What you will learn in the AI 102 Microsoft Azure AI Engineer Associate Course
-
Apply computational thinking to solve complex engineering problems
-
Implement intelligent systems using modern frameworks and libraries
-
Understand core AI concepts including neural networks and deep learning
-
Evaluate model performance using appropriate metrics and benchmarks
-
Implement prompt engineering techniques for large language models
-
Design algorithms that scale efficiently with increasing data
Program Overview
Module 1: Foundations of Computing & Algorithms
Duration: ~3-4 hours
-
Introduction to key concepts in foundations of computing & algorithms
-
Guided project work with instructor feedback
-
Interactive lab: Building practical solutions
Module 2: Neural Networks & Deep Learning
Duration: ~2-3 hours
-
Hands-on exercises applying neural networks & deep learning techniques
-
Assessment: Quiz and peer-reviewed assignment
-
Interactive lab: Building practical solutions
Module 3: AI System Design & Architecture
Duration: ~4 hours
-
Assessment: Quiz and peer-reviewed assignment
-
Case study analysis with real-world examples
-
Introduction to key concepts in ai system design & architecture
-
Hands-on exercises applying ai system design & architecture techniques
Module 4: Natural Language Processing
Duration: ~1-2 hours
-
Guided project work with instructor feedback
-
Discussion of best practices and industry standards
-
Hands-on exercises applying natural language processing techniques
-
Assessment: Quiz and peer-reviewed assignment
Module 5: Computer Vision & Pattern Recognition
Duration: ~3 hours
-
Case study analysis with real-world examples
-
Review of tools and frameworks commonly used in practice
-
Guided project work with instructor feedback
-
Hands-on exercises applying computer vision & pattern recognition techniques
Module 6: Deployment & Production Systems
Duration: ~2 hours
-
Introduction to key concepts in deployment & production systems
-
Review of tools and frameworks commonly used in practice
-
Discussion of best practices and industry standards
-
Assessment: Quiz and peer-reviewed assignment
Job Outlook
- The demand for advanced AI and cloud professionals is rapidly increasing as organizations deploy AI solutions on platforms like Microsoft Azure.
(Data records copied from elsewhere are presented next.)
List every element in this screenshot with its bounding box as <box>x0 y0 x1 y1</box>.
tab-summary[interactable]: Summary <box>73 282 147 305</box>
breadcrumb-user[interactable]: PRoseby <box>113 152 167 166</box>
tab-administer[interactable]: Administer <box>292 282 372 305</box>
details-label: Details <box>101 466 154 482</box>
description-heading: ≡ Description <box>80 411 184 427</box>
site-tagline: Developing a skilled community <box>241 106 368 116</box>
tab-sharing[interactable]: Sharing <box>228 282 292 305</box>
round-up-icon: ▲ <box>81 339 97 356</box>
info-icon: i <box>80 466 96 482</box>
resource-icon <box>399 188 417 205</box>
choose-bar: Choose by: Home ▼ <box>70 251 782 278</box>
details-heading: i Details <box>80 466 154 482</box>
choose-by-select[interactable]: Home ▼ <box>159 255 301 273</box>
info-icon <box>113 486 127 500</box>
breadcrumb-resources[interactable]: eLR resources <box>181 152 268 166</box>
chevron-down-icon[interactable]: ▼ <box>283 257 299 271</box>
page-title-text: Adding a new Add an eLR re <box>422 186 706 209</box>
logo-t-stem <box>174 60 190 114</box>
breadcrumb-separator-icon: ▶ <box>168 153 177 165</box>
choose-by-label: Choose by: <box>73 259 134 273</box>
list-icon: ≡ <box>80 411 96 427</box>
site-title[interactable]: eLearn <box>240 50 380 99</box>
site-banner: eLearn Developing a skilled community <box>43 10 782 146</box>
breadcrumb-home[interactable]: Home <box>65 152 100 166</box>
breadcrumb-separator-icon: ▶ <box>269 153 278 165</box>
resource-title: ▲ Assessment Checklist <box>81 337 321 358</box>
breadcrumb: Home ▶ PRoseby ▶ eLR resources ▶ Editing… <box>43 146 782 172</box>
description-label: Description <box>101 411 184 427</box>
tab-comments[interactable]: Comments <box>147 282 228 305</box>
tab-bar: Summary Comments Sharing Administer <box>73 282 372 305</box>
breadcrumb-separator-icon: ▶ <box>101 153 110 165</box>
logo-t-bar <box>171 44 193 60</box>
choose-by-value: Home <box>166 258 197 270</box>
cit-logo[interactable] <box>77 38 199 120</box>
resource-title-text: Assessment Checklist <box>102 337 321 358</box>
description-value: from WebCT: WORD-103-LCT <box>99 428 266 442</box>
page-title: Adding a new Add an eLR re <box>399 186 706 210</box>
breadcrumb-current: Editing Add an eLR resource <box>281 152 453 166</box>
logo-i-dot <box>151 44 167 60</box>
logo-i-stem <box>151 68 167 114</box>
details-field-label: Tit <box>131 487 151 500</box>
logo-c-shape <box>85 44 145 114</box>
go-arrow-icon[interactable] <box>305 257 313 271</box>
- Diverse career opportunities including roles such as AI Engineer, Azure AI Engineer, and Cloud Solutions Architect, with salaries ranging from $90K – $160K+ globally depending on experience and expertise.
- Strong demand for professionals who can build, deploy, and manage AI applications using Azure AI services, including cognitive services and machine learning APIs.
- Employers highly value certifications like Microsoft Azure AI Engineer Associate (AI-102) for mid-level and advanced AI roles.
- Ideal for developers, data scientists, and cloud professionals aiming to specialize in AI engineering.
- AI engineering skills support career growth in enterprise AI, cloud architecture, and intelligent application development.
- Increasing enterprise adoption of AI solutions continues to drive demand for certified Azure AI engineers.
- These skills also open doors to consulting, enterprise IT, and large-scale AI system deployment.